Florange : La rouille c’est maintenant
par gruni
jeudi 13 décembre 2012
Cela fait plus de 40 ans qu'un tueur en série rode le long des rivières de Lorraine. La Moselle, l'Orne, la Chiers et la Fensch sont témoins de la fermeture des mines de fer et de charbon, puis des usines de Longwy, Pompey, Neuves-Maisons et d'autres encore. Quant à la vallée sidérurgique de Florange, elle agonise et va probablement mourir à petit feu. L'emploi d'une région si prospère dans le passé, saigné sur l'hôtel de la réalpolitik, voilà le nom de l'assassin. Devant la résignation de la population d'ici, le "Républicain Lorrain" parle du "silence de la rouille".
Le quotidien local qui dans le passé était une affaire de famille, appartient désormais au "Crédit Mutuel", offre à ses lecteurs une page forum sur laquelle les habitués peuvent exprimer leurs opinions voire donner un bon coup de gueule si le besoin s'en fait sentir. Mais cette fois sur un sujet brûlant comme le laitier des hauts-fourneaux, les journalistes s'étonnent du manque de réactions des abonnés suite au renoncement de l'Etat qui avait laissé entrevoir une nationalisation temporaire du site florangeois. En fait les Lorrains ne se faisaient plus guère d'illusions et savent depuis longtemps que du haut de la Tour Eiffel, qui doit ses poutrelles métalliques aux aciéries de Pompey, on ne veut pas voir les hauts-fourneaux de Moselle.
Pourtant d'après un autre Canard, qui lui a brisé ses chaînes et qui est généralement bien informé. Selon Bercy "l'hypothèse d'une nationalisation temporaire avait fait son chemin, sans jamais se heurter à un mur infranchissable" ni sur le plan juridique ou financier puisque l'Etat aurait pu acquérir Florange pour seulement la moitié du milliard annoncé. Alors pourquoi se renoncement ?

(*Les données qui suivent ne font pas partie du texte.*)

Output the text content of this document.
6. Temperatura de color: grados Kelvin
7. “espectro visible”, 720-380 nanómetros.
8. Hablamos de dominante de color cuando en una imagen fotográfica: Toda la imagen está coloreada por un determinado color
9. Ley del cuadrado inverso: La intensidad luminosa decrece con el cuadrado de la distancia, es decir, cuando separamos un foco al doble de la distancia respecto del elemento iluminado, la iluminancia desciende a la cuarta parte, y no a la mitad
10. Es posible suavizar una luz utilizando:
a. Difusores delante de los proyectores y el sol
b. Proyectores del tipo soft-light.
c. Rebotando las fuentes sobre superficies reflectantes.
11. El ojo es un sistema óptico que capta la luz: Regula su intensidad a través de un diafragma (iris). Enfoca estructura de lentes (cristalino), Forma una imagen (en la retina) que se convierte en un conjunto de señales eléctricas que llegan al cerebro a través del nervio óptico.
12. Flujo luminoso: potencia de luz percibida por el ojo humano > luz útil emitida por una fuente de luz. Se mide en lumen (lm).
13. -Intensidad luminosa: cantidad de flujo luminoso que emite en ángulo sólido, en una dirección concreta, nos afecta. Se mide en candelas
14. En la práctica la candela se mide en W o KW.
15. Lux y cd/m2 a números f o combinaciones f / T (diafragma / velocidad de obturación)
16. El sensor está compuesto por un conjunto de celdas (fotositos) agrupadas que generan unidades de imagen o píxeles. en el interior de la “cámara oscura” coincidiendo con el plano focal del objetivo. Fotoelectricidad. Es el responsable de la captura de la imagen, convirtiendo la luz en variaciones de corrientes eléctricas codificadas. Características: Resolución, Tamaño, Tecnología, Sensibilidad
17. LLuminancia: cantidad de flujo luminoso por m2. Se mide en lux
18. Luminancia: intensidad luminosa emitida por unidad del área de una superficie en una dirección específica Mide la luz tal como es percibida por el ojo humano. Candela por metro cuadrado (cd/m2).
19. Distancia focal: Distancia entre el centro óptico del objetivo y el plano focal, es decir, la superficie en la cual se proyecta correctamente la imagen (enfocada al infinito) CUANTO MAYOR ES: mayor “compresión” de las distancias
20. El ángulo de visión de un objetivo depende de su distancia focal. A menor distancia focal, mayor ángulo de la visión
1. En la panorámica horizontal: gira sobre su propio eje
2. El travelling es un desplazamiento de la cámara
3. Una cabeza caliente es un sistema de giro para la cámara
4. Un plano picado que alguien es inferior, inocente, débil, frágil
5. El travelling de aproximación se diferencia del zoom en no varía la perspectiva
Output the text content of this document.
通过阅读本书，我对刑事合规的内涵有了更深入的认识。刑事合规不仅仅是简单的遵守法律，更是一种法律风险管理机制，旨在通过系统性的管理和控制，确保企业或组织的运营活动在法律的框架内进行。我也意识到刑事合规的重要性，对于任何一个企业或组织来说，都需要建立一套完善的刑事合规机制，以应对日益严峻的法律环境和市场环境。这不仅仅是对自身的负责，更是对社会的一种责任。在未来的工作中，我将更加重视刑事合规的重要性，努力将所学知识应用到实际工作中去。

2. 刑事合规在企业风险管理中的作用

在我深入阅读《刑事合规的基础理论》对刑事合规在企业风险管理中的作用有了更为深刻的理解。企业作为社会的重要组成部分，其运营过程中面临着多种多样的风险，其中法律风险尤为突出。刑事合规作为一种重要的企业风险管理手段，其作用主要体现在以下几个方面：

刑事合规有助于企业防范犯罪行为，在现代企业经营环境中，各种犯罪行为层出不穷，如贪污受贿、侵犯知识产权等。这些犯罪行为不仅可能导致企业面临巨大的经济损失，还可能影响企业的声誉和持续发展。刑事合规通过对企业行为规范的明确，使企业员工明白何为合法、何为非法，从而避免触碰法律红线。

Toujours d'après le Canard enchaîné, le gouvernement aurait craint la contagion et d'autres demandes de nationalisation par des entreprises en difficultés. De plus l'interventionnisme de l'Etat c'est l'épouvantail du patronat et surtout un mauvais signal donné aux investisseurs étrangers. Mais ne faut-il pas aussi regarder un peu plus loin. Que se serait-il passé si un repreneur de Florange avait décidé de se séparer d'une partie du personnel pour rentabiliser son outil de production. C'est encore le gouvernement qui aurait été considéré comme responsable ou irresponsable.
Maintenant que le projet Ulcos sent le gaz que va-t-il se passer. Le dernier Haut-fourneau encore maintenu à chaud sera condamné à mort après son refroidissement au mois de Mars. Déjà l'U4 de Uckange a été transformé en musée, c'est bien de le conserver, mais la région a surtout besoin de projets et d'une perspective pour l'avenir autre que la rouille.